So this week was a bit of a blur. I had been looking forward to getting to mainland Mexico, or el interior, because a lot of people told me that Baja is not real Mexico. On the other hand, many of the same people also warned about dangerous parts to the interior, so I didn't know quite what to expect. My initial experience fell into the 'none of the above' category, and was a blur of great people, places, and parties - mainly thanks to couchsurfing. Before any of that though, we still had to get out of the water.
The whole hauling the boat out of the water thing was quite a spectacle. It was all cranes and harness, followed by struts and straps, and all of a sudden you are living on your boat again, just on land this time.

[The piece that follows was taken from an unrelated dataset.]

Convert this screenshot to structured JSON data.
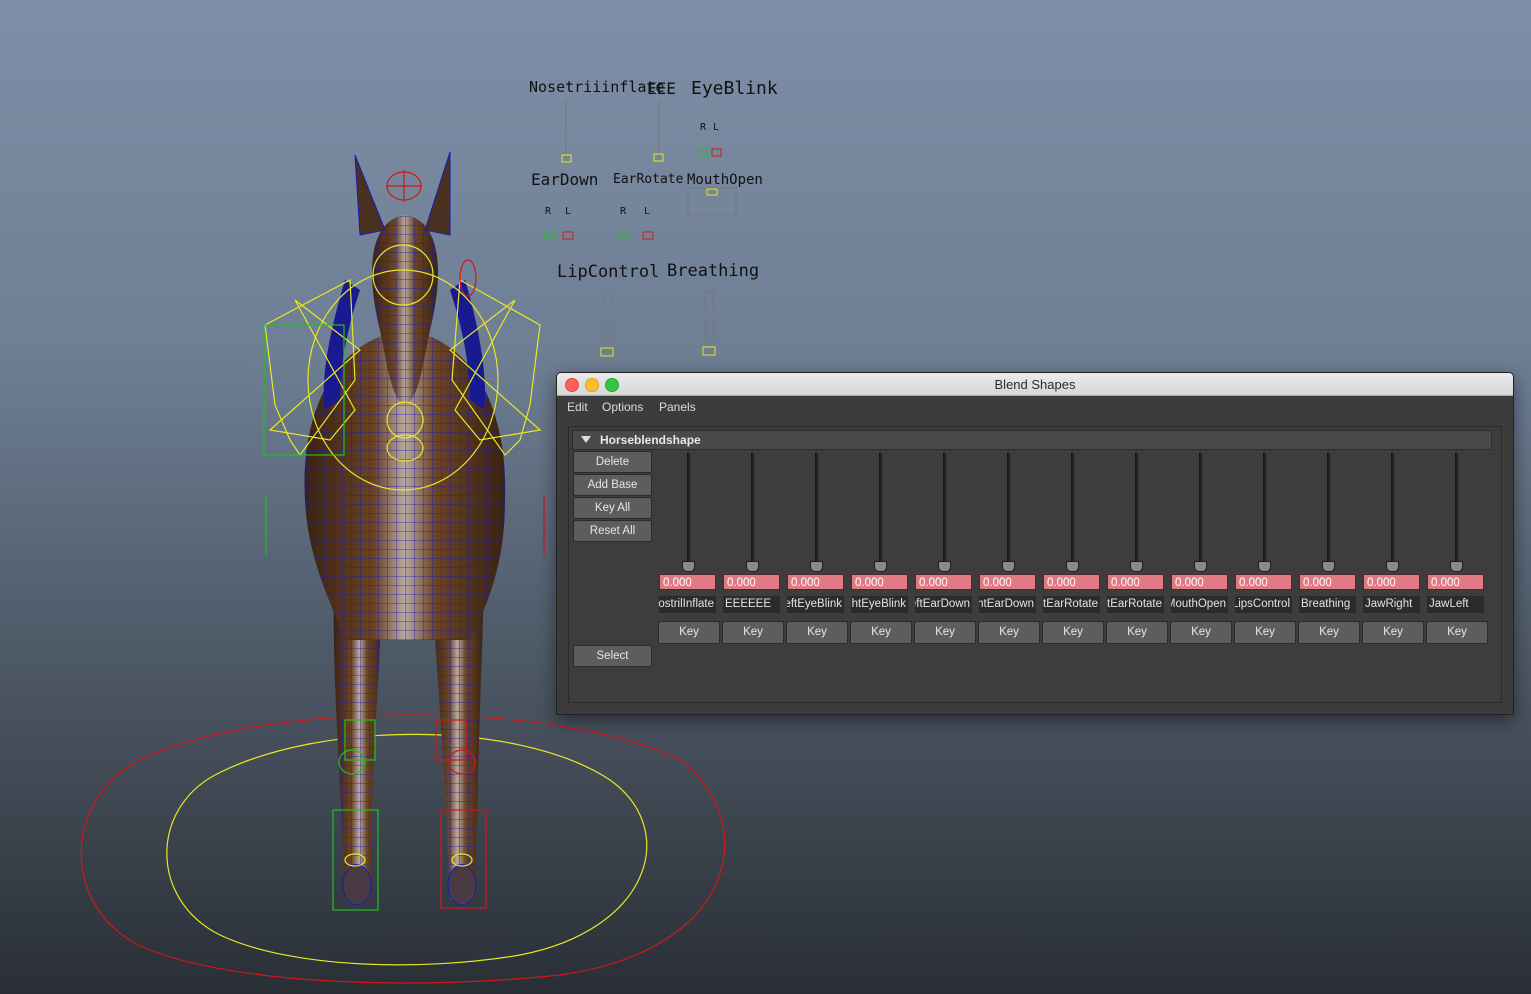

After packing my things, I bade Jay farewell, and rode of in search of my couchsurfing host in Guaymas. I was riding around the suburbs after dark, like I make a point of not doing usually, and I was struck by how safe it felt. People were everywhere, usually staring at the crazy foreigner, and it felt fine. Eventually I found the place I was looking for, met the inestimable Che, who was looking after the place in absence of its owner, and tucked in for the night. I spent the next couple of days resting and enjoying having more than a metre square living space. Che was awesome company, and the CS home was tranquil, calming, and even a little magical. My main concern during my stay was the state of my bike. I had been super worried that the week of being splashed by waves and soaking in the salty Sea of Cortez was corroding away my trip. It turned out I needn't have worried, as the bike was fine, and was soon washed of its salt encrusting and ready to go.
Che! What's so funny?? |
La casa de Angelica |
Farewells at the terminal: Che, me, Fatima, Patricia, y Luis Omar |
In hindsight, I think the last couple of weeks hitching and surfing, living in very close quarters with people who were almost strangers, and having very little personal space, was just beginning to tell on me. I'm a person who needs a lot of personal space at the best of times. So when I realised the road ahead wasn't going to be an interesting to ride until Mazatlan, and hence that I was going to have to hitch-hike with the bike, I just thought screw it, show me the bus schedule. Buses on mainland Mexico are pretty cheap, and I was curious to see how hard it was to take my bike and gear on a bus. Mazatlan was where I was supposed to take the ferry to anyway, so I figured it was fair enough. Also, I had found a good hostel there, which is an unusual thing in northern Mexico.
As I sat on the bus, enjoying what I realised was the first 3 or 4 hrs to myself that I'd had in weeks, it occurred to me that I'd had the authentic experiences with locals I was after - albeit not in the way I had anticipated - and the only danger I had was of not getting enough sleep or time to myself!